Подключившись к техническому оснащению Хранилища, Дима выставил рядом с голограммой Амелии еще одну страницу.

– Он так похож на папу! – удивилась Сара, округлив глаза.

С фотографии тысячелетней давности на нее взирала вылитая копия Джордана, но с непривычной прической и моложе, что, с одной стороны, восхитило Сару, а с другой – напугало. Связь времен еще никогда не казалась ей столь ощутимой.

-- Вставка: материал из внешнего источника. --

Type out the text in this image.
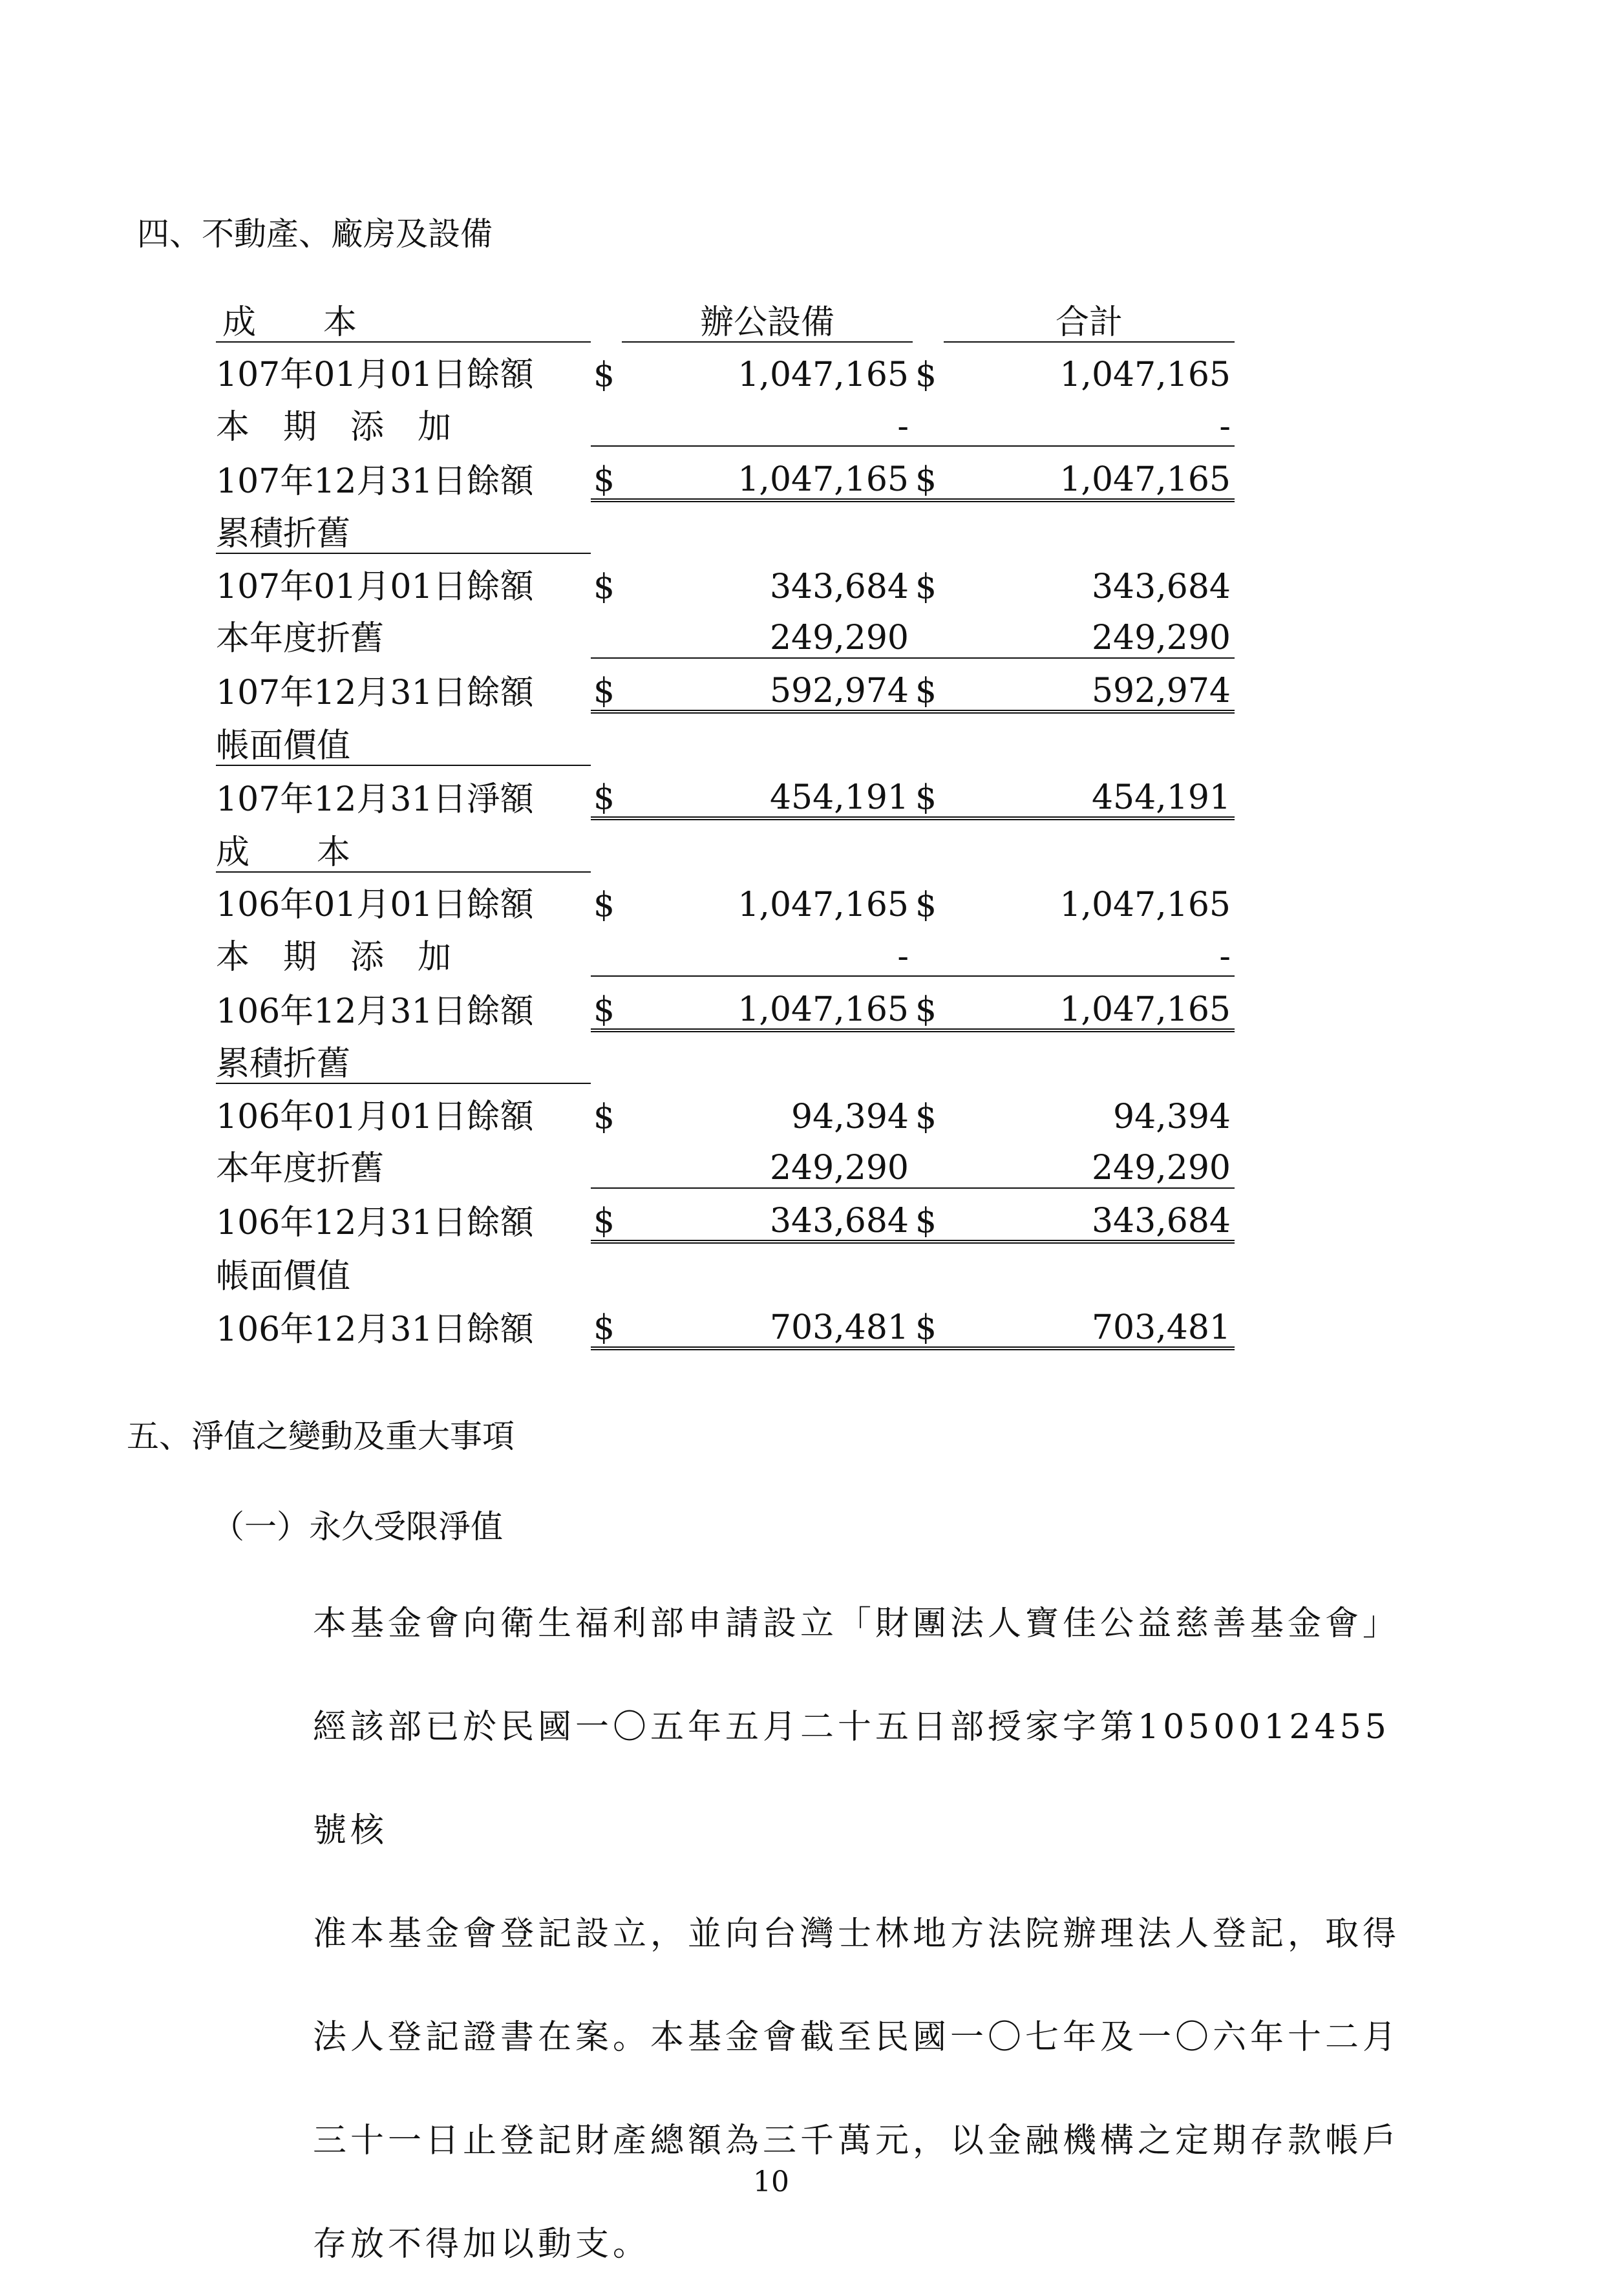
四、不動產、廠房及設備
成　　本		辦公設備		合計
107年01月01日餘額	$	1,047,165	$	1,047,165
本　期　添　加		-		-
107年12月31日餘額	$	1,047,165	$	1,047,165
累積折舊				
107年01月01日餘額	$	343,684	$	343,684
本年度折舊		249,290		249,290
107年12月31日餘額	$	592,974	$	592,974
帳面價值				
107年12月31日淨額	$	454,191	$	454,191
成　　本				
106年01月01日餘額	$	1,047,165	$	1,047,165
本　期　添　加		-		-
106年12月31日餘額	$	1,047,165	$	1,047,165
累積折舊				
106年01月01日餘額	$	94,394	$	94,394
本年度折舊		249,290		249,290
106年12月31日餘額	$	343,684	$	343,684
帳面價值				
106年12月31日餘額	$	703,481	$	703,481
五、淨值之變動及重大事項
（一）永久受限淨值
本基金會向衛生福利部申請設立「財團法人寶佳公益慈善基金會」
經該部已於民國一〇五年五月二十五日部授家字第1050012455號核
准本基金會登記設立，並向台灣士林地方法院辦理法人登記，取得
法人登記證書在案。本基金會截至民國一〇七年及一〇六年十二月
三十一日止登記財產總額為三千萬元，以金融機構之定期存款帳戶
存放不得加以動支。
10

– Седрик Колдвелл, муж создателя, – сказал Дима, взглянув на фотографию Седрика.

– А это кто? – спросила Сара, когда Дима показал третью страницу.

– Джеймс Брент, старший брат создателя, – ответил Дима.

– Почему в списке нет других Брентов? – спросила Сара, нахмурившись.

– Джеймс Брент погиб в самом начале Последней войны, защищая создателя. У него не было потомков, – скачав всю возможную информацию о семье Амелии Колдвелл, произнес Дима, анализируя полученные данные.

Текст о своем брате писала сама Амелия Колдвелл, не скрывая трепетного отношения к умершему. Она высоко оценивала его достижения на каждом этапе жизни, даже смерть, процесс естественный и с биологической точки зрения обыкновенный, назвав «героической, какую могли себе позволить только настоящие люди». Текст о Седрике Колдвелле, умершем в то же время, что и Джеймс Брент, также был написан Амелией, но, после первичного анализа содержания биографии, текст показался Диме незаконченным. Загрузив процесс обработки данных, Дима решил тщательно все проанализировать еще несколько раз позже.

Сара тоже размышляла над тем, что успела прочитать с открытых страниц памяти.

– Не Колдвелл, но часть семьи, – улыбнулась Сара, переведя взгляд с фотографии Джеймса Брента на Диму. – Ты похож на него.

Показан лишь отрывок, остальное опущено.